Winners take it all: fight to finish

AS mobile operators brace up to face the 3G spectrum auctions from April 9, they face a tough choice. While they are aware that winning a slot would boost their business prospects and valuations, the risk of stretching their finances, which could put pressure on their margins also runs high. Simply put, the fight is going to be to the finish. The operators have waited for four long years for the spectrum to be auctioned so that they could move on to newer business models.

It was way back in September, 2006 that the Telecom Regulatory Authority of India (Trai) submitted its recommendations on 3G auctions to the government. Since then it has been a frustrating journey marked by delays, squabbles and eGoMs, leading to the day which would finally see the auctions happening.
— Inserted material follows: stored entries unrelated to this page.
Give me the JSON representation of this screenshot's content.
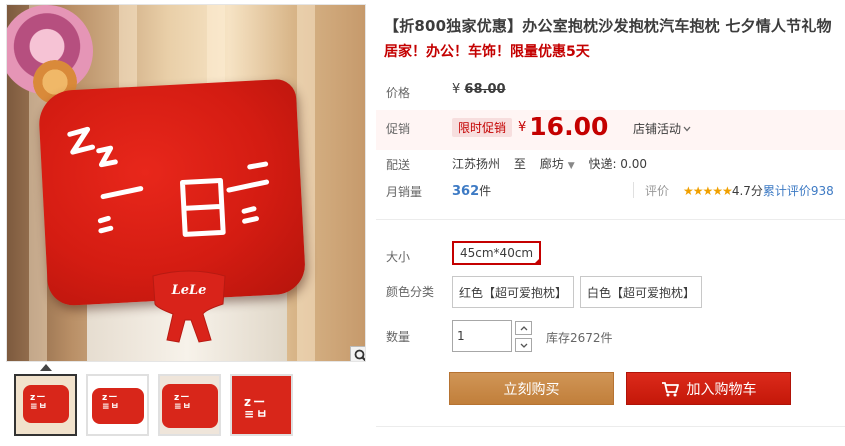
{
  "product": {
    "title": "【折800独家优惠】办公室抱枕沙发抱枕汽车抱枕 七夕情人节礼物",
    "subtitle": "居家！办公！车饰！限量优惠5天"
  },
  "gallery": {
    "doll_text": "LeLe",
    "zoom_icon": "magnifier-icon",
    "thumb_count": 4
  },
  "price": {
    "label": "价格",
    "currency": "¥",
    "original": "68.00"
  },
  "promotion": {
    "label": "促销",
    "tag": "限时促销",
    "currency": "¥",
    "price": "16.00",
    "shop_activity": "店铺活动"
  },
  "shipping": {
    "label": "配送",
    "from": "江苏扬州",
    "to_word": "至",
    "dest": "廊坊",
    "express": "快递: 0.00"
  },
  "sales": {
    "label": "月销量",
    "count": "362",
    "unit": "件",
    "review_label": "评价",
    "stars": "★★★★★",
    "score": "4.7分",
    "total_reviews": "累计评价938"
  },
  "size": {
    "label": "大小",
    "selected": "45cm*40cm"
  },
  "color": {
    "label": "颜色分类",
    "options": [
      "红色【超可爱抱枕】",
      "白色【超可爱抱枕】"
    ]
  },
  "quantity": {
    "label": "数量",
    "value": "1",
    "stock": "库存2672件"
  },
  "actions": {
    "buy_now": "立刻购买",
    "add_to_cart": "加入购物车"
  },
  "colors": {
    "brand_red": "#c40000",
    "buy_button": "#c8843f",
    "cart_button": "#d02010",
    "link_blue": "#3d7ac4",
    "star": "#f0a000"
  }
}
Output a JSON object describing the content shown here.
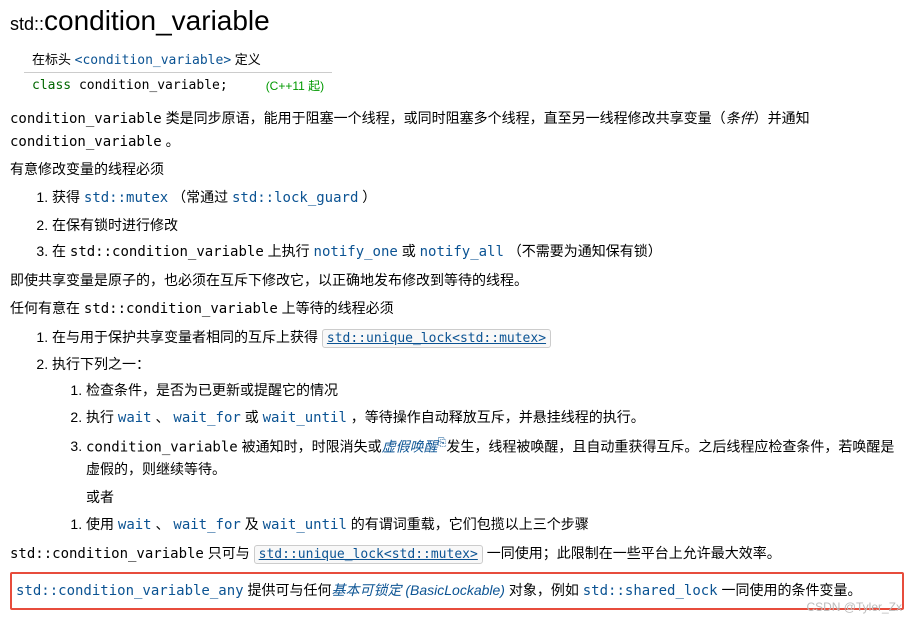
{
  "title": {
    "prefix": "std::",
    "name": "condition_variable"
  },
  "def": {
    "header_prefix": "在标头 ",
    "header_link": "<condition_variable>",
    "header_suffix": " 定义",
    "decl_kw": "class",
    "decl_name": " condition_variable",
    "decl_semi": ";",
    "since": "(C++11 起)"
  },
  "intro": {
    "p1_a": "condition_variable",
    "p1_b": " 类是同步原语，能用于阻塞一个线程，或同时阻塞多个线程，直至另一线程修改共享变量（",
    "p1_c": "条件",
    "p1_d": "）并通知 ",
    "p1_e": "condition_variable",
    "p1_f": " 。"
  },
  "modify": {
    "heading": "有意修改变量的线程必须",
    "li1_a": "获得 ",
    "li1_b": "std::mutex",
    "li1_c": " （常通过 ",
    "li1_link": "std::lock_guard",
    "li1_d": " ）",
    "li2": "在保有锁时进行修改",
    "li3_a": "在 ",
    "li3_b": "std::condition_variable",
    "li3_c": " 上执行 ",
    "li3_link1": "notify_one",
    "li3_d": " 或 ",
    "li3_link2": "notify_all",
    "li3_e": " （不需要为通知保有锁）"
  },
  "atomic": "即使共享变量是原子的，也必须在互斥下修改它，以正确地发布修改到等待的线程。",
  "wait": {
    "heading_a": "任何有意在 ",
    "heading_b": "std::condition_variable",
    "heading_c": " 上等待的线程必须",
    "li1_a": "在与用于保护共享变量者相同的互斥上获得 ",
    "li1_box": "std::unique_lock<std::mutex>",
    "li2": "执行下列之一：",
    "sub1": "检查条件，是否为已更新或提醒它的情况",
    "sub2_a": "执行 ",
    "sub2_link1": "wait",
    "sub2_b": " 、 ",
    "sub2_link2": "wait_for",
    "sub2_c": " 或 ",
    "sub2_link3": "wait_until",
    "sub2_d": " ，等待操作自动释放互斥，并悬挂线程的执行。",
    "sub3_a": "condition_variable",
    "sub3_b": " 被通知时，时限消失或",
    "sub3_link": "虚假唤醒",
    "sub3_c": "发生，线程被唤醒，且自动重获得互斥。之后线程应检查条件，若唤醒是虚假的，则继续等待。",
    "or_label": "或者",
    "alt1_a": "使用 ",
    "alt1_link1": "wait",
    "alt1_b": " 、 ",
    "alt1_link2": "wait_for",
    "alt1_c": " 及 ",
    "alt1_link3": "wait_until",
    "alt1_d": " 的有谓词重载，它们包揽以上三个步骤"
  },
  "footer": {
    "p1_a": "std::condition_variable",
    "p1_b": " 只可与 ",
    "p1_box": "std::unique_lock<std::mutex>",
    "p1_c": " 一同使用；此限制在一些平台上允许最大效率。",
    "p2_link1": "std::condition_variable_any",
    "p2_a": " 提供可与任何",
    "p2_link2": "基本可锁定 (BasicLockable)",
    "p2_b": " 对象，例如 ",
    "p2_link3": "std::shared_lock",
    "p2_c": " 一同使用的条件变量。"
  },
  "watermark": "CSDN @Tyler_Zx"
}
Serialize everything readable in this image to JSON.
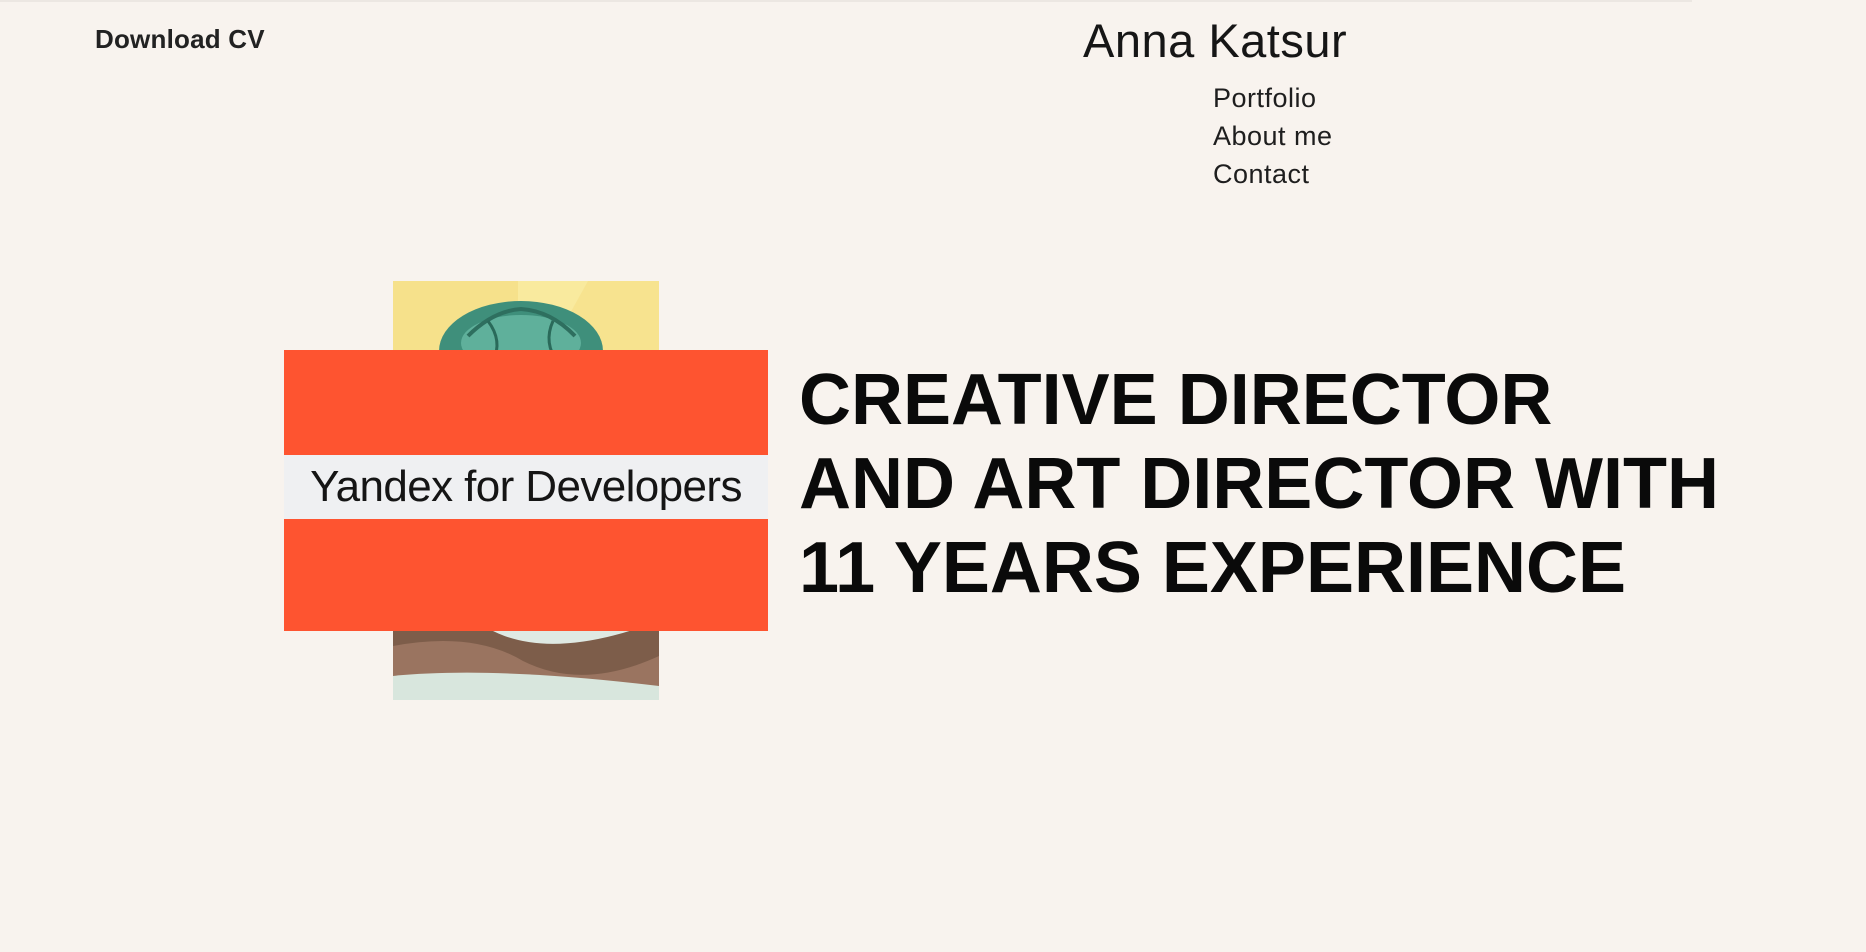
{
  "header": {
    "download_cv": "Download CV",
    "site_title": "Anna Katsur"
  },
  "nav": {
    "items": [
      {
        "label": "Portfolio"
      },
      {
        "label": "About me"
      },
      {
        "label": "Contact"
      }
    ]
  },
  "hero": {
    "banner_text": "Yandex for Developers",
    "banner_color": "#fe5430",
    "headline_lines": [
      "CREATIVE DIRECTOR",
      "AND ART DIRECTOR WITH",
      "11 YEARS EXPERIENCE"
    ]
  }
}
This is for the first time that the government would discover the market price for the airwaves.

Two years after the Trai recommended the auction of the spectrum, communications and IT minister A Raja announced on August 1, 2008 that the spectrum would be auctioned by the year-end, but since then it took more than one and a half years for the government to actually auction the spectrum.

A few weeks after Raja announced the spectrum auction, which was slotted for December end and January, 2009 the Lehman Brothers? collapse and the subsequent global economic crisis made the government defer the auctions on the fear that liquidity crunch might lead to under valuation of the spectrum and hence a reduction in the subsequent proceeds from the auction.

After the UPA government came back to power in 2009, the government decided to constitute an empowered group of ministers, headed by the finance minister Pranab Mukherjee to resolve the issue of the number of slots and hence the reserve price for the slots to be auctioned.